LONDON, UK: Hansard Global plc, the specialist long-term savings provider, announced its results for the six months ended 31 December 2023, showing a 32% increase in profit before tax to £4.1m, compared to £3.1m in the same period last year.
Hansard Global attributed the improved performance to higher fee income, especially from its international business, and a favourable interest rate environment, which boosted its investment and other income. However, these factors were partly offset by higher expenses due to increased investment in strategic initiatives to enhance its future prospects.
The Group’s new business for the first half of the year was £36.2m in present value terms, down from £43.4m in the previous year, reflecting the uncertain global economic conditions and the reluctance of clients to commit to long-term savings products. The Group’s assets under administration and value of in-force business remained largely stable at £1.11 billion and £120.1m respectively.
The Board declared an interim dividend of 1.8p per share, unchanged from last year.
The Group also highlighted some of its strategic and operational achievements, such as the development of a distribution opportunity for its Japan proposition and the migration of its online platform to a new system environment, which enables it to launch new products more quickly.
Hansard Global expressed confidence in its new product pipeline and its potential to drive sales and growth in the long term.
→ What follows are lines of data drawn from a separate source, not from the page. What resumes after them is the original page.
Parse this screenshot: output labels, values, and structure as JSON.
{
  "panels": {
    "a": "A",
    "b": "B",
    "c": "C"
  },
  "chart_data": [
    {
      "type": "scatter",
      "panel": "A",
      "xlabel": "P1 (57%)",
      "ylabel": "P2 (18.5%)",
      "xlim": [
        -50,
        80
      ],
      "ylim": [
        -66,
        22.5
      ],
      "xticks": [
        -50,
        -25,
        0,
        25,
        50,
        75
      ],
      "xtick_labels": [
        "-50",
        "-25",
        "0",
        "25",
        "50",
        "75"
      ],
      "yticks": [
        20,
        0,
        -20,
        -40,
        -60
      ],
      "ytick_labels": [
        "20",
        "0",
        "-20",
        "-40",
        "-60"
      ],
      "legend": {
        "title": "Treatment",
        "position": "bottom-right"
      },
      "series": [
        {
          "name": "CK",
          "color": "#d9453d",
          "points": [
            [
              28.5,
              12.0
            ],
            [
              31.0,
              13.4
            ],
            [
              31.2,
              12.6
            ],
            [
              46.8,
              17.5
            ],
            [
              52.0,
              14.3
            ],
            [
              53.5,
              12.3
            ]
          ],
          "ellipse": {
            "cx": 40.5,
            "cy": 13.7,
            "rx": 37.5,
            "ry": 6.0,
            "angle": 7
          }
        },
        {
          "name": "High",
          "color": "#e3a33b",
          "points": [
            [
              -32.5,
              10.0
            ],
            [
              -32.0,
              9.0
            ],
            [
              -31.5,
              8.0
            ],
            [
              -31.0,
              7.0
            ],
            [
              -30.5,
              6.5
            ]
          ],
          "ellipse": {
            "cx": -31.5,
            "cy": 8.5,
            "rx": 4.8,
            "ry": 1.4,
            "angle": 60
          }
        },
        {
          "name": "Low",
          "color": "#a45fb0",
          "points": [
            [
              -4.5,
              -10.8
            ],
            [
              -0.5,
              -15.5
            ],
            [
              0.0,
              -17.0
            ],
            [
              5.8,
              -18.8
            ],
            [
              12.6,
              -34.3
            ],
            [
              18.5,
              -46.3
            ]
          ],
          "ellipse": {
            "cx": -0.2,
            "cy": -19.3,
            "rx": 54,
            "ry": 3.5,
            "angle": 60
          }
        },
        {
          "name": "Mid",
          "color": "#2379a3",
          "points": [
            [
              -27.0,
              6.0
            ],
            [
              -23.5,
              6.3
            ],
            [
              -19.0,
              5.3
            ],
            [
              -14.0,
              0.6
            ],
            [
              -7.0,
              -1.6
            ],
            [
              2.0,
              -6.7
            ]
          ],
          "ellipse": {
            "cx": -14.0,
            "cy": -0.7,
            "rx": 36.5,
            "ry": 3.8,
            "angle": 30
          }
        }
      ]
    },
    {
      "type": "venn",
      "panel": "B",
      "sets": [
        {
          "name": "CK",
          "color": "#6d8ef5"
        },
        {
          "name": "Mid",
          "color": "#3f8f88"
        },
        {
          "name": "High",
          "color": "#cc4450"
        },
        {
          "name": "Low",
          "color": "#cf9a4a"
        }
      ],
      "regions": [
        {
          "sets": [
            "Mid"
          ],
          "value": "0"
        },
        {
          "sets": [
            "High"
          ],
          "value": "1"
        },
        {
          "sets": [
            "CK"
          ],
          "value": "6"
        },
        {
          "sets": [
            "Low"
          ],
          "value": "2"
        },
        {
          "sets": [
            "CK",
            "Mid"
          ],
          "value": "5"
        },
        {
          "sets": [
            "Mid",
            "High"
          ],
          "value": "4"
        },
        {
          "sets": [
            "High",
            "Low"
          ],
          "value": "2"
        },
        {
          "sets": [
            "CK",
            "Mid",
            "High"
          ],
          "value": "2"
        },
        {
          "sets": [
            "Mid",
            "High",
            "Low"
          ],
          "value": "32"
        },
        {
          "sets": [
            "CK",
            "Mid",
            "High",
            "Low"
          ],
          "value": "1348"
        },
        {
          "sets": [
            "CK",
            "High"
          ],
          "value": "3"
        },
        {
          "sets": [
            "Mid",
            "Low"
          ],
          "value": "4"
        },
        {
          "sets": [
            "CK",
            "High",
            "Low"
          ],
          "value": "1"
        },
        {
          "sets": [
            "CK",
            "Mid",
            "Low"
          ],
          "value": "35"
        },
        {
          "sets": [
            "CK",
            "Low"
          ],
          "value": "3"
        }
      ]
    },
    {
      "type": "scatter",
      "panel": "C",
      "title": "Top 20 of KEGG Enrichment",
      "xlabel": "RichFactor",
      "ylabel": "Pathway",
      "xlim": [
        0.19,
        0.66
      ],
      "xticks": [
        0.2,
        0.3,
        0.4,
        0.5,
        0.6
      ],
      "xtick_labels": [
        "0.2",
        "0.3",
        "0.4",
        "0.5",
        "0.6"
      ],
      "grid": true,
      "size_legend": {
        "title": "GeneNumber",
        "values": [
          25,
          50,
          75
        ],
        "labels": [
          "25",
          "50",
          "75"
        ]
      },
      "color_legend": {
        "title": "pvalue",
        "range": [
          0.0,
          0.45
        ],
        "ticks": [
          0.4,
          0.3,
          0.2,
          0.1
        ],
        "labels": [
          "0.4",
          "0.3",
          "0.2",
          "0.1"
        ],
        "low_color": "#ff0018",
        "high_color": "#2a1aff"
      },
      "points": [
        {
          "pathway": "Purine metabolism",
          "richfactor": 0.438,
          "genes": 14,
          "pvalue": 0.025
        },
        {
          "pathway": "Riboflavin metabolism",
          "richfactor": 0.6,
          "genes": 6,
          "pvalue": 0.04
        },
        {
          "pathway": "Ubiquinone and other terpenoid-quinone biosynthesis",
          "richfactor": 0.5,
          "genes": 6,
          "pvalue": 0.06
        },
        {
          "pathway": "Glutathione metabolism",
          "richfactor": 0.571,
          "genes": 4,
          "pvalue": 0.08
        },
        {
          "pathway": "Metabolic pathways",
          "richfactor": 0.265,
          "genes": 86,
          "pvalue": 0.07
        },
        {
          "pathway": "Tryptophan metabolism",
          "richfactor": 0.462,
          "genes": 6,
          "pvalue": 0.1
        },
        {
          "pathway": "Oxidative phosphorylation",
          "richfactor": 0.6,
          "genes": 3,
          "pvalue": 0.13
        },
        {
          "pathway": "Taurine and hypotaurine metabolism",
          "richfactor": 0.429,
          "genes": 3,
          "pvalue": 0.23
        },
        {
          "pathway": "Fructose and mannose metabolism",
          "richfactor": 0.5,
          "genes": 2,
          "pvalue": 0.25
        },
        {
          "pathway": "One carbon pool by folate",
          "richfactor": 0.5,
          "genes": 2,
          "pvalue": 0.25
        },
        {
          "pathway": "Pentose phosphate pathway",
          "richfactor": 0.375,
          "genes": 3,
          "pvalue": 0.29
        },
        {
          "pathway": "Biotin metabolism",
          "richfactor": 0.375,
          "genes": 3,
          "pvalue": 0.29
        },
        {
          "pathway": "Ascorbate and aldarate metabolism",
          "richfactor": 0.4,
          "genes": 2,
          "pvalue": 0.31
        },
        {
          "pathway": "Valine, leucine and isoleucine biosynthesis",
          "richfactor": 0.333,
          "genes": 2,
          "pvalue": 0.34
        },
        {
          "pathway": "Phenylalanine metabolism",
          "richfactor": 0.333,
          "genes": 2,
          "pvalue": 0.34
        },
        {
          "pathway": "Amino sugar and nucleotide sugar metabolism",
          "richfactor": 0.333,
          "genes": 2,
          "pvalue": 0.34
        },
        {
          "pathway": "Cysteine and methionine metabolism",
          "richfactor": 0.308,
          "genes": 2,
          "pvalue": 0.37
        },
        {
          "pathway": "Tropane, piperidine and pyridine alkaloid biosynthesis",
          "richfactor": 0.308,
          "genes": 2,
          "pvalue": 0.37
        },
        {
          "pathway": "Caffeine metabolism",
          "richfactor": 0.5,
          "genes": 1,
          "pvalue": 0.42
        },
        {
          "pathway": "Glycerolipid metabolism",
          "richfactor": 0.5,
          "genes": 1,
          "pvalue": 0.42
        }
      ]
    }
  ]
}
However, it also cautioned that interest rates may fall slightly from current levels, reducing its returns on cash reserves and product margins.
Graham Sheward, Group Chief Executive Officer, commented: “Although the environment for investment and long-term savings plans remains challenging, we have delivered an improved profit result to the prior year comparative period.
We have successfully migrated to our new policy administration platform and continue to make good progress with our strategic initiatives, allowing us to target future new business growth and cost efficiencies.”